JLL has released its South African Q4 2017 market reports for the key markets across the country, including the office markets in Johannesburg, Cape Town and Durban; the industrial markets in Johannesburg and Durban and an outline of the South African retail market.
The analysis, amid evolving political sentiment and returning optimism in the local economy, lends perspective to the current commercial property landscape.
The announcement of Cyril Ramaphosa as president of the ANC in December 2017 and his subsequent appointment as the country’s new president, as well as an improving GDP, has much to do with the positive outlook for the industry.
Facts and figures for the office sector have revealed markedly different environments across the three metros:
The Johannesburg office market continues to record the highest vacancy rate compared to other major metros in South Africa, with the Q4 vacancy rate sitting at 12.6%. Office development activity is still concentrated in Johannesburg, accounting for more than 67% of the ongoing office developments nationwide, despite oversupply concerns. While no short-term improvement is expected, it is clear that the city remains an attractive corporate address for many blue-chip and smaller businesses. And while the Johannesburg vacancy rate may currently be stagnant, there has been improvement on a nodal level. It is surmised that nodes like Sandton, Rosebank and the CBD have contributed positively to the decrease in the national vacancy rate.

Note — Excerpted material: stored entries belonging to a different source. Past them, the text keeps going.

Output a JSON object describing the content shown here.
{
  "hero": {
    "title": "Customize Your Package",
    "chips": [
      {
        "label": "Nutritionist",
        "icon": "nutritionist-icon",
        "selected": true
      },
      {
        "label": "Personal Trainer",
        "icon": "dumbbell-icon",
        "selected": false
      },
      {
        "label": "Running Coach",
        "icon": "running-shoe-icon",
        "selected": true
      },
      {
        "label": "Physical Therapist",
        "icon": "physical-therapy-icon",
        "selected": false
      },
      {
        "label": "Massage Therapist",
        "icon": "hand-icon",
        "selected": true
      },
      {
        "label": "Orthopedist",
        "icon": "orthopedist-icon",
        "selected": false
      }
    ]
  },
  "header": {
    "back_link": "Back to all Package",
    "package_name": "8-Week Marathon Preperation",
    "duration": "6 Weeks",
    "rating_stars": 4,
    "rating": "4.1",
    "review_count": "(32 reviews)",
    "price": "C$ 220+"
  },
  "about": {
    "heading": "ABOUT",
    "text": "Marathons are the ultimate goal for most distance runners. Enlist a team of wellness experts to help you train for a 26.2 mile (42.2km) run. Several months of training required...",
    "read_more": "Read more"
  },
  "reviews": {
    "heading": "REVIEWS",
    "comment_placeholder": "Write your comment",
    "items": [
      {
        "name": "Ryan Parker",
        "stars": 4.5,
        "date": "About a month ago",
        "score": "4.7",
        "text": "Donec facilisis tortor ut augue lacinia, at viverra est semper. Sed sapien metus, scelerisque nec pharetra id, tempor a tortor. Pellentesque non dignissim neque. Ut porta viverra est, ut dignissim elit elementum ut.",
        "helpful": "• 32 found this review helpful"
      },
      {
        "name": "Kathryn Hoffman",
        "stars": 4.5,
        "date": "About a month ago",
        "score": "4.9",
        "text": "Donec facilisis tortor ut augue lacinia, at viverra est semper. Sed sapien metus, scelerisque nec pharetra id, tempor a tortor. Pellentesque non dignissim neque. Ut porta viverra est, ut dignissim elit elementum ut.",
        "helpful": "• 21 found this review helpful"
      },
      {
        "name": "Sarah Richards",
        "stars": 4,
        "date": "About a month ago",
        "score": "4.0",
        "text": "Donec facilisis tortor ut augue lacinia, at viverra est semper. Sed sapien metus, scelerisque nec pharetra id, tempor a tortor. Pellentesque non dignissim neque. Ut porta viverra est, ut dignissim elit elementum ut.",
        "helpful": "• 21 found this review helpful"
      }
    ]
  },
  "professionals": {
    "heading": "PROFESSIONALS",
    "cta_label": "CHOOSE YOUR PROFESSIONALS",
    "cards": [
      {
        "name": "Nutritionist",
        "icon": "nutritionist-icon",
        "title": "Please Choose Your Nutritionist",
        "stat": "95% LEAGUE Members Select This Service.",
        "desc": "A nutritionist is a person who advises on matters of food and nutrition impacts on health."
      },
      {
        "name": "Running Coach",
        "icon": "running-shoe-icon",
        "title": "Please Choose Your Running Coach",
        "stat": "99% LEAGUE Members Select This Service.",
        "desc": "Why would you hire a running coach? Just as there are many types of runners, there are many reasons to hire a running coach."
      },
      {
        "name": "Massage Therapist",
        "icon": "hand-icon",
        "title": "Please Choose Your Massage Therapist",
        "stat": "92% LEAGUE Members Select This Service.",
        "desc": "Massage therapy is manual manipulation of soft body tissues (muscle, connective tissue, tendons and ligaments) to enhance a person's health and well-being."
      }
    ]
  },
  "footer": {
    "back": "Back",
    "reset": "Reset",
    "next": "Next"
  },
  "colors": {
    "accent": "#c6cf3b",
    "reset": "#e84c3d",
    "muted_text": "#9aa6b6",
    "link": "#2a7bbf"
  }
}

Quarter on quarter volatility in the Durban office sector has made it a very difficult market to predict in the past year. In JLL’s Q3 report, the question of a possible oversupply developing in the market was raised. Despite an increase in the vacancy rate to 12.4% in Q4 2017 from 11.7% in Q3 2017, the market has seen a 1.5% decline in the y/y vacancy rate. This, regardless of the notable increase in overall accommodation in the market, with an 11.0% increase of office stock in the past year.
This anecdotal evidence suggests that developers in the Durban market have been timeous in adding accommodation to what seems to be a growing market. Net absorption is estimated at just over 158,000m², proportional to the 178,000m² growth in accommodation in the past year. It also suggests that the development pipeline may be insufficient for future growth in the market. Current projects indicate that office stock will have increased by a further 134,500m² into 2019, a 9.0% increase over two years.
It was a positive close to 2017 for a resilient Cape Town office market. There are indications of vacancy improvements across all sub-sectors, most notably in Grade P and Grade A accommodation. While a trend to convert office buildings to residential use has contributed to the decline in vacancies, office stock still increased by 4.0% in 2017.
Compared to other real estate sub-sectors, the country’s industrial sector was a key performer in 2017 with some encouraging statistics to note:
The year ended on a positive note for the Durban industrial property market. Analysis reports to rental growth across all grades. Average rentals witnessed growth on a yearly basis, attributable to annual escalations, with Grade A accommodation recording the highest growth of 9.0% y/y. The market has seen much developer interest in logistics and distribution facilities, including the Clairwood Logistics Park, one of the major ongoing developments located 10km from the Port of Durban, which is planned to span over 80,000m2.
The Johannesburg industrial market ended 2017 with a relatively low vacancy rate, and a substantial development pipeline. The push towards high-end modern facilities is driving rental rates up, contributing to positive investor sentiments. To date, the Johannesburg industrial market has in excess of 884,000m² in the development pipeline, mostly concentrated in the northern and eastern parts of the city.
Industry players should take care not to overstate the buoyancy and confidence in the sector. Beneath the surface there seems to be a segmented market developing: on the one side Grade P accommodation continues to be landlord-driven while on the flipside, an occupier market is developing in the Grade A and Grade B space, with landlords incentivising occupiers with lower rental rates. This will play a significant role in the deals of 2018.
Lastly in the South African retail space, vacancy rates went up in Q4 2017 across the board compared to the same period in the previous year. Neighbourhood and community shopping centres continued a positive trajectory, performing better than bigger centres. The poor trading density growth reflects the consumer’s short to medium term concern for economic growth. Vacancy rates ended the quarter at an average of 4.0%. Super-regional shopping centres witnessed a further increase from 4.1% in the previous quarter to 4.7% in Q4, while small regional centres recorded a 1.0% vacancy rate decline on a yearly basis.
The Consumer Confidence indicator is expected to improve as we head deeper into 2018 with other indicators such as household credit extension already showing signs of improvement. This, coupled with the recent hopeful political changes and a strengthening rand, bodes well for a positive turn in property investment decisions.